His hands explored enthusiastically, as though mine were the first body he’d ever been given leave to claim, but as gently as if I were crafted of porcelain.
I felt his caresses go from feather light to intense in their desperation. I knew I ought to keep him at arm’s length for the sake of my recovery, but he’d been too long denied, and I was no less eager, despite the constant ache in my side. He entered me carefully and supported his weight on his forearms so that his torso barely brushed against my own. He moved slowly and deliberately, scanning my face for the first sign of discomfort.

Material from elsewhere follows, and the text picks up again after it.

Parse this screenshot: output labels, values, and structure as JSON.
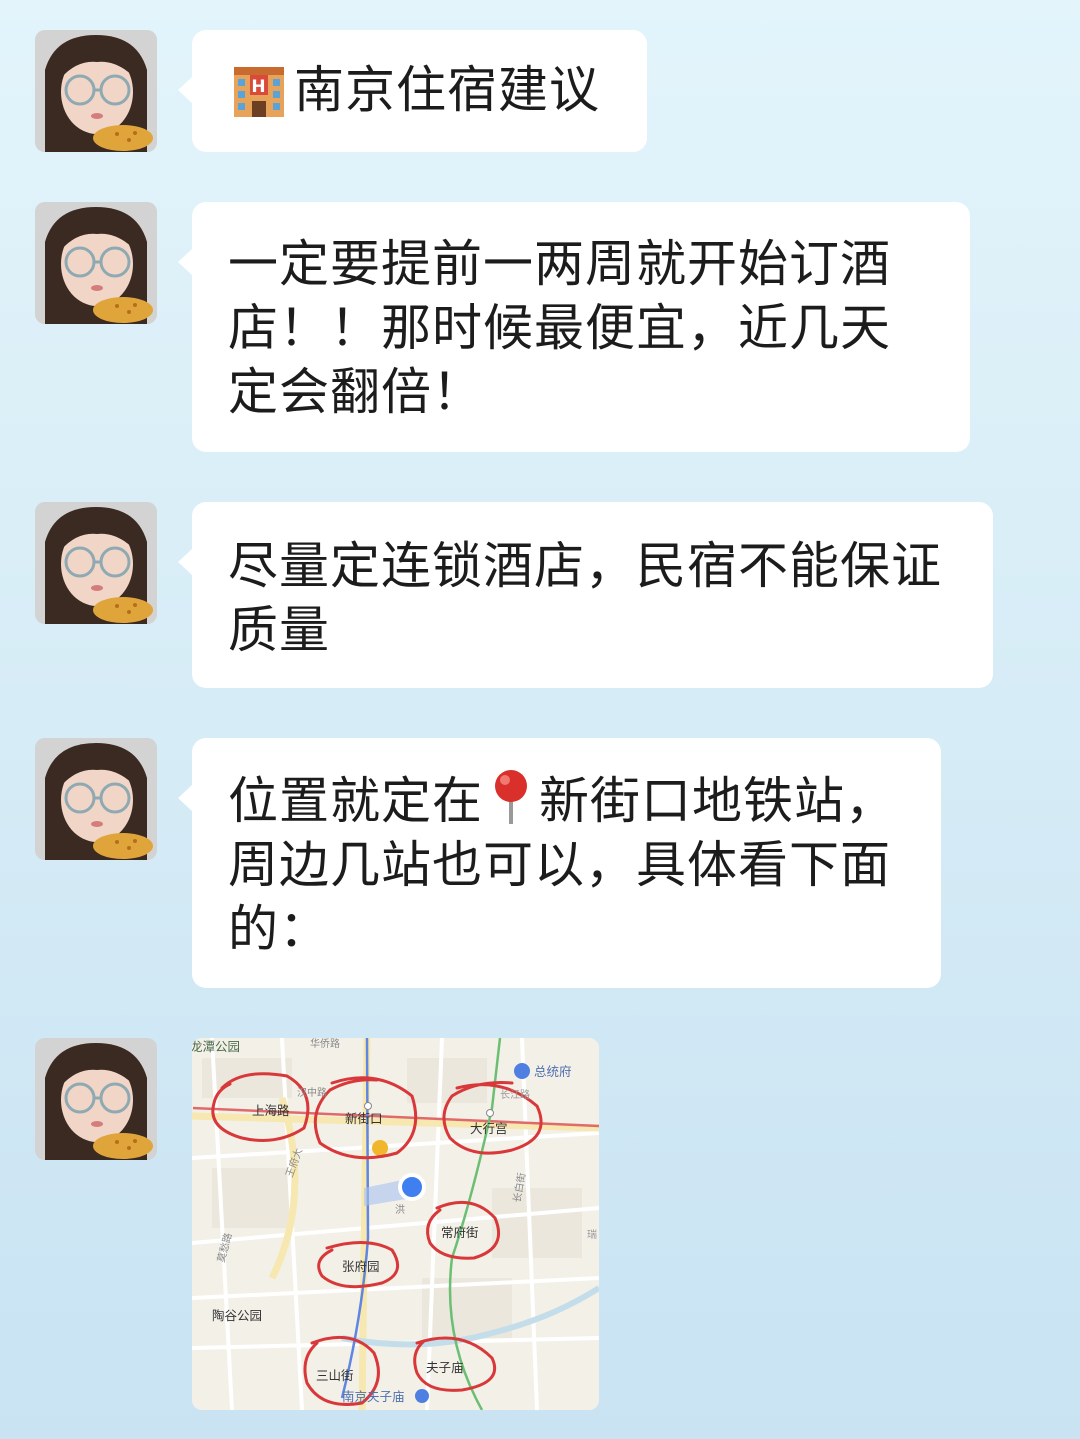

He found his climax quickly, his expression sheepish, but I kissed the worry from his stubbly cheek as he repositioned himself, cradling me to his chest once again.

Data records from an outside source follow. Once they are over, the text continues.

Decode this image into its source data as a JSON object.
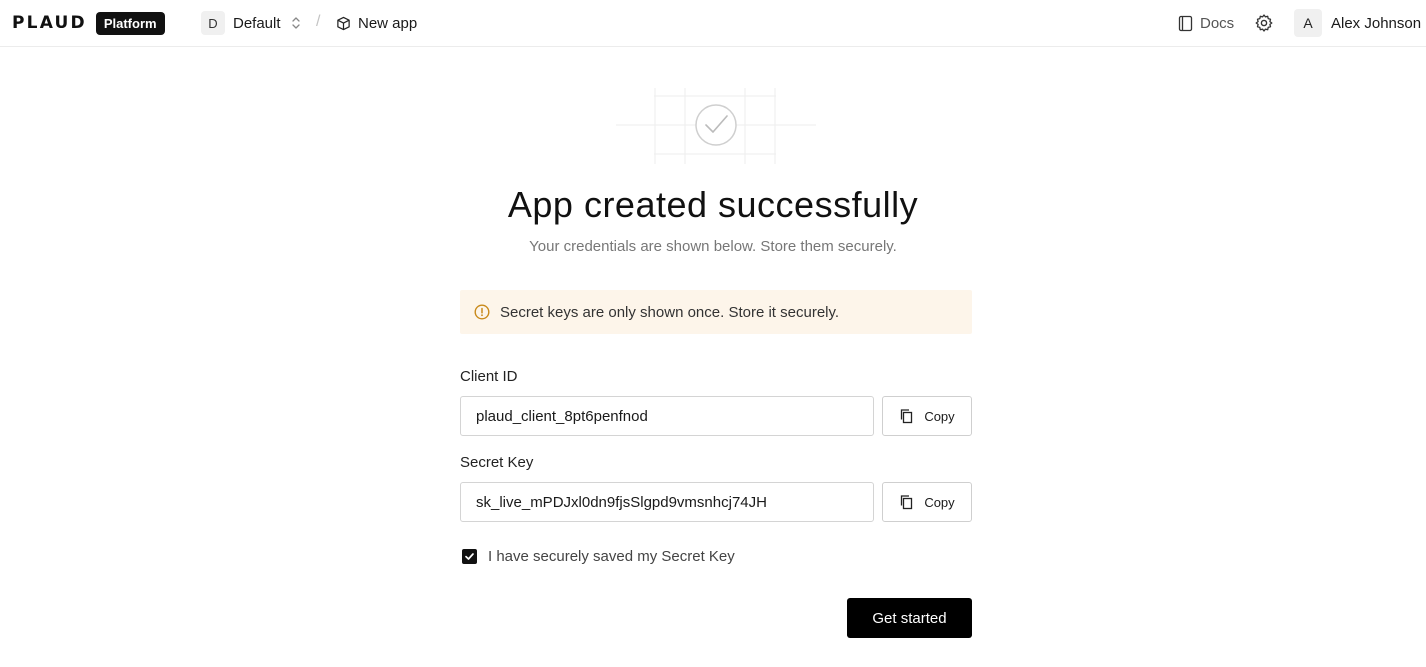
{
  "header": {
    "logo_text": "PLAUD",
    "platform_badge": "Platform",
    "workspace": {
      "avatar_letter": "D",
      "name": "Default"
    },
    "breadcrumb_separator": "/",
    "app_crumb": "New app",
    "docs_label": "Docs",
    "user": {
      "avatar_letter": "A",
      "name": "Alex Johnson"
    }
  },
  "main": {
    "title": "App created successfully",
    "subtitle": "Your credentials are shown below. Store them securely.",
    "warning": "Secret keys are only shown once. Store it securely.",
    "client_id": {
      "label": "Client ID",
      "value": "plaud_client_8pt6penfnod",
      "copy_label": "Copy"
    },
    "secret_key": {
      "label": "Secret Key",
      "value": "sk_live_mPDJxl0dn9fjsSlgpd9vmsnhcj74JH",
      "copy_label": "Copy"
    },
    "confirm_checkbox": {
      "label": "I have securely saved my Secret Key",
      "checked": true
    },
    "primary_button": "Get started"
  },
  "colors": {
    "primary": "#000000",
    "warning_bg": "#fdf5ea",
    "warning_icon": "#c98a1b",
    "muted_text": "#777777"
  },
  "icons": [
    "selector-chevrons-icon",
    "cube-icon",
    "book-icon",
    "gear-icon",
    "alert-circle-icon",
    "copy-icon",
    "check-icon",
    "success-check-icon"
  ]
}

“I promised myself I wasn’t going to do that,” he said, his lips brushing against my forehead.
“You should know better than to make promises you don’t intend to keep.” I nuzzled his sharp collarbone with my nose, trying not to ruin the moment with the worry for his gaunt frame.
“I haven’t disturbed your stitches, have I?”
“Not at all, dearest.” The throbbing was no more than it usually was after a walk, so I took it as a good sign that all was still mending. “How long are you here?”
“I have a week, more or less,” he said, the lightness in his voice disappearing. “I couldn’t be spared for any longer.”
“I’ll take it,” I said, kissing his knuckles. “Tell me how you’ve been, Vanyusha. Really. The postcards, they conceal more than they tell.”
“My commander would be happy to hear that, at least. How else can I do? I fly a mission, hope to survive it, and fly another.”
“You look so thin.” I rubbed his cheek with my thumb, tracing the cheekbones that now protruded painfully due to the regimen of malnutrition and fatigue on which the army managed to survive.
“You’re not exactly plump and rosy cheeked, Katyushka.” He ran his fingers over my ribs, which were, admittedly, closer to the surface than they’d been when he’d last held me. “God, I can’t believe they almost got you.”
“Taisiya…” I still couldn’t say her name any louder than a whisper.
“I know, darling. I was told. I’m so very sorry. I know she was a good friend.”
“The oldest one I had,” I said. I stopped stroking his cheek, unable to draw a full breath. I’d not formed any lasting friendships in my girlhood. The others could never understand my ambition. Taisiya was the first.
“I’ve had some goodbyes to make as well,” he said, brushing my forehead with kisses. “One was my own navigator. A freak bullet and he was gone. I kept thinking of our days back at the academy, with you in the rear cockpit. Imagining that it had been you. I couldn’t sleep for three nights together.”
I gripped him tighter, stifling a grimace as my stitches pulled slightly. “I’m not going anywhere,” I whispered into his chest.
“Do you mean it?” he asked, brightening.
“Of course I do. I’m going to survive this mess. You are, too. We’re going to make a life together. We made a pact, remember?”
“Let’s get you up and go for a walk,” Vanya said, rubbing the sleep from his eyes.